И написал заявление. Оно было принято и утверждено. И Петра Мартыновича похоронили как выдающегося деятеля нашей страны на Новодевичьем кладбище. А звание народного артиста, уже никому не нужное, ему дали задним числом.
Бориса Федоровича похоронили на Ваганьковском, там, где нашли последний приют и отец, и Мочалов, Суриков и Есенин, и Владимир Даль.

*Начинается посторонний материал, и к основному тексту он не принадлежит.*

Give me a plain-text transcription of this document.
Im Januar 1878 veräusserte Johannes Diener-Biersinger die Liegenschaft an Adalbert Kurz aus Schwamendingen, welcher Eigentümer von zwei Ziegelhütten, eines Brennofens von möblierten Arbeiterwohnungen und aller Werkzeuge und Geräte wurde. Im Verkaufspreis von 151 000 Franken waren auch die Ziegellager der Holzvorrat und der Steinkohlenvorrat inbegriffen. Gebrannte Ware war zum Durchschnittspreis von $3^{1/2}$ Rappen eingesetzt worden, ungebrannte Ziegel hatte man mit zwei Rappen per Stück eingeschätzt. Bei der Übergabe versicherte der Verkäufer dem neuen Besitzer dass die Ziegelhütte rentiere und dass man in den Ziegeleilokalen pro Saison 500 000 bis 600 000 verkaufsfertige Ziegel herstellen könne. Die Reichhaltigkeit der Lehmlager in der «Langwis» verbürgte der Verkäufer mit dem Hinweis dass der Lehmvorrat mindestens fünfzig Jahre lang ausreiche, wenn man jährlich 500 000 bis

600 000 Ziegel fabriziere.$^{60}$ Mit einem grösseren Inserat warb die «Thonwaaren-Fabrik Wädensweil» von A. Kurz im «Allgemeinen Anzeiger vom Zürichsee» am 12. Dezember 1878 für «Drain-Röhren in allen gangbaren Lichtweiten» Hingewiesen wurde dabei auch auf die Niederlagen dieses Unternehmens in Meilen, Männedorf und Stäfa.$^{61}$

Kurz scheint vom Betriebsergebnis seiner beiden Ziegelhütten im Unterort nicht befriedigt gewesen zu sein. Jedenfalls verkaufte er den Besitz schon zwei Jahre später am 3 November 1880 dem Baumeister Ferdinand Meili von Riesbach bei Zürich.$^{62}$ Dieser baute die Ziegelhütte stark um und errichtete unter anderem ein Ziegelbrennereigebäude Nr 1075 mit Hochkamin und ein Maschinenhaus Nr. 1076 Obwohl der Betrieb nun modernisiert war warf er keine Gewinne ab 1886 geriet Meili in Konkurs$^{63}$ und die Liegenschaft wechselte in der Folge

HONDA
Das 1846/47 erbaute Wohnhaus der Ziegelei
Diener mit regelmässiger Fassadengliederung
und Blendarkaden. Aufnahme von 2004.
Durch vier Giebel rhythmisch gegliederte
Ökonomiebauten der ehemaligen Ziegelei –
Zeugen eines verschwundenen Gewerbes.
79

Несколько слов об Алексее Денисовиче Диком. Отец глубоко уважал, я бы даже сказал - поклонялся артистам и руководителям Художественного театра. Он изучал систему Станиславского. Книга этого великого режиссера была у отца настольной. Высоко ценил он работы Добронравова, Топоркова, Ливанова, Тарханова, Леонидова. Этих людей он увидел в детстве, и они навсегда опалили его душу своим высоким благородным талантом. Именно артисты этого ряда определили художественный вкус отца, подсказали, кто есть художник, а кто - конъюнктурщик. Руководствуясь столь высокими профессиональнонравственными критериями, трудно было найти друзей. Они были в жизни, но вот в искусстве...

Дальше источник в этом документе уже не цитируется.